M. André Chassaigne. Très bien !

M. Jean Terlon. Les restaurants étoilés du guide Michelin ne sont pas les seuls à faire de la cuisine proprement. Les produits frais ne sont pas si chers que cela : s’ils sont de saison, ils sont très abordables. Faire de la cuisine proprement, avec des produits de saison ne coûte pas plus cher que la cuisine industrielle. Comparez le prix d’un kilo de carottes et celui d’un kilo de carotte râpée… Il m’était arrivé de voir du chou râpé proposé à 70 francs le kilo dans une charcuterie, alors qu’un kilo de chou coûtait 1 franc. Évidemment, lorsqu’on en n’achète que cent grammes, cela ne paraît pas très cher.

Beaucoup de gens veulent être président d’une association, valoriser leur terroir, leur savoir-faire etc. Mais la base du savoir-faire, c’est de reconnaître le métier de cuisinier. On a mis du temps, mais on y est arrivé. Les ennemis étaient surtout dans le camp de ceux qui le défendaient. Faire la cuisine peut être très dangereux. Quand on ne sait pas faire, mieux vaut acheter un sac, le découper et le mettre dans un four à micro-ondes. C’est beaucoup moins dangereux, comme me l’ont dit à plusieurs reprises Vincent Ferniot et Périco Légasse. Le fait maison demande un savoir-faire. Or le savoir-faire, cela s’apprend. Auparavant, on l’apprenait avec notre mère, notre grand-mère, tandis qu’aujourd’hui il faut le transmettre à des jeunes qui n’ont pas du tout la connaissance culinaire de l’aliment.

Je soutiens que l’artisanat est la réponse du restaurant. Certes, le mot « restaurant » est très sympa, mais ne rêvons pas : le dictionnaire dit que c’est un lieu où l’on sert à manger en contrepartie d’une rémunération. Peut-être faut-il modifier la définition du dictionnaire, mais cela me semble difficile… Si l’on veut que le restaurant soit reconnu pour l’endroit où l’on fait la cuisine, il faut d’abord qu’il y ait en cuisine un artisan capable de transformer des produits et de les servir en toute sécurité.

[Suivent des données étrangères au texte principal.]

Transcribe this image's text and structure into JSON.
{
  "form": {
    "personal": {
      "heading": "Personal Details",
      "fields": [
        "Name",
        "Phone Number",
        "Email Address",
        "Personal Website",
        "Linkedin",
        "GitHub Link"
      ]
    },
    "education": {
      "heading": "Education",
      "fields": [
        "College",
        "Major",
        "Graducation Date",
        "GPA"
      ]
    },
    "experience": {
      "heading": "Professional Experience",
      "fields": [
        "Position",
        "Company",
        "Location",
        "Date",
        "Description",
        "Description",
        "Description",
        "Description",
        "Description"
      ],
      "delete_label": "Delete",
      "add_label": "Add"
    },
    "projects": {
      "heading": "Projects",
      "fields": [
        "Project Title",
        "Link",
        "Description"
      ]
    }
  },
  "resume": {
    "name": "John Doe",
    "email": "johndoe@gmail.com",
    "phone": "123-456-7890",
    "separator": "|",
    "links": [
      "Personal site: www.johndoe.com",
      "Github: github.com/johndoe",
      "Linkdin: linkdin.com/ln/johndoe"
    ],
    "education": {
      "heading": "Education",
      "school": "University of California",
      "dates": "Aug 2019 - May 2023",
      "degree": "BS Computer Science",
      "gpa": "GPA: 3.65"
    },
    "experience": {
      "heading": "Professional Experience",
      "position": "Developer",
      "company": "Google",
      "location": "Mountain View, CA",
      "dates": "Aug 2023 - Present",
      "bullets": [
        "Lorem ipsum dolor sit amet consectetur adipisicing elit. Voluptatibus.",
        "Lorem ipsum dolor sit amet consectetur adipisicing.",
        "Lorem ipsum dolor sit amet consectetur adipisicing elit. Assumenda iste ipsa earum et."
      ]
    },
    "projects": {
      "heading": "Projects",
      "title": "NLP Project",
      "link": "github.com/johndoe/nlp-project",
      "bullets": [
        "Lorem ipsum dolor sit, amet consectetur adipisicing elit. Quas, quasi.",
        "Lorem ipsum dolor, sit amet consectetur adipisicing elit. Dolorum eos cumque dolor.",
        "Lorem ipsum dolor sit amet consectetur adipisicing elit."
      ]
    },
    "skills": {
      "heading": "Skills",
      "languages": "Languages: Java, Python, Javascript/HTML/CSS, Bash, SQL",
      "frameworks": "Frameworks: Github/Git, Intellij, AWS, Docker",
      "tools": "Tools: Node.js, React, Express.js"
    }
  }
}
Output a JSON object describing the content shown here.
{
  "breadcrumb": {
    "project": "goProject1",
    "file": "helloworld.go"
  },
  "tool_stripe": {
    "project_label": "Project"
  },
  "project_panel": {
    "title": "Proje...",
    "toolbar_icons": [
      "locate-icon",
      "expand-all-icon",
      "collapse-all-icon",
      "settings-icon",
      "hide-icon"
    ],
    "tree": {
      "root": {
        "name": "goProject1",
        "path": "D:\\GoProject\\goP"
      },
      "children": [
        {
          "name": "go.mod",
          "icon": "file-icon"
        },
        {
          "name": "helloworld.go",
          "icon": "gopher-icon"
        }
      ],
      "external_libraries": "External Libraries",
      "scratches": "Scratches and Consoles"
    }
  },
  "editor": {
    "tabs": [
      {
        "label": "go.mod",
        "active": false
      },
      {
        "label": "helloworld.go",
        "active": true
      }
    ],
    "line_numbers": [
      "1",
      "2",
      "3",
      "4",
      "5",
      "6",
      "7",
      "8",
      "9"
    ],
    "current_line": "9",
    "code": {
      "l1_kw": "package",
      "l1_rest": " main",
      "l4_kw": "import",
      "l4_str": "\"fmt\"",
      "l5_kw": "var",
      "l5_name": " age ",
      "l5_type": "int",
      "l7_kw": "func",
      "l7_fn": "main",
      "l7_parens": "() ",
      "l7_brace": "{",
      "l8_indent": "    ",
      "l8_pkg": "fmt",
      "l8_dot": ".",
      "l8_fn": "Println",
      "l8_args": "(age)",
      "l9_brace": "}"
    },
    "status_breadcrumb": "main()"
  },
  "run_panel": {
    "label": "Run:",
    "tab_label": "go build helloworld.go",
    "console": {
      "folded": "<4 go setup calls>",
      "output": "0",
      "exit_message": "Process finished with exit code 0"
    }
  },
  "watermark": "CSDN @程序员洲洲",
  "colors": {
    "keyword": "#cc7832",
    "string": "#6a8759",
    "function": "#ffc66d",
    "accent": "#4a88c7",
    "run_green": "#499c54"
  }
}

M. André Chassaigne. Très juste !

M. Jean Terlon. Parlons de sécurité alimentaire. Quand j’achète une carotte, elle est pleine de terre parce que ma grand-mère m’a appris que la terre protège les carottes. Je n’ai pas l’impression que les restaurateurs étoilés du guide Michelin qui n’utilisent pas de légumes surgelés sont en train d’intoxiquer leurs clients. Bien sûr, la sécurité sanitaire est importante. Tous, nous faisons attention à ce que nous servons, à ce que nous travaillons, à ce que nous conditionnons. Mais on veut de l’artisanat, pas des allergènes. Or s’il y a maintenant des allergènes, c’est parce que l’agriculture a été modifiée et non parce que les cuisiniers font mal leur métier. Jadis, on donnait aux vaches de l’herbe qui contenait des oméga-3 et des oméga-6 alors qu’aujourd’hui on leur fait manger des aliments qui rendent les gens allergiques. Si nous mangeons des produits de plus en plus sécurisés, nous fabriquerons de moins en moins d’anticorps et nous deviendrons de plus en plus allergiques. Pour ma part, je suis allergique au pignon de pin : dès que j’en vois un, cela me fait aussi peur qu’une guêpe. Le restaurateur doit gérer ces quatorze allergènes connus et informer le consommateur. Quand on fait la cuisine, il est plus facile de l’informer. Mais, si la réglementation devient trop contraignante, on se tournera vers l’agroalimentaire car il est plus simple de lire une étiquette même si les produits contiennent beaucoup de conservateurs qui transforment et abîment le corps. La mère d’un de mes apprentis, qui est américaine, a été malade pendant trois mois lorsqu’elle est arrivée en France, tout simplement parce qu’elle était démunie d’anticorps : dans son pays, elle ne mangeait que des produits aseptisés. Ce sont des choses qu’il faut rappeler.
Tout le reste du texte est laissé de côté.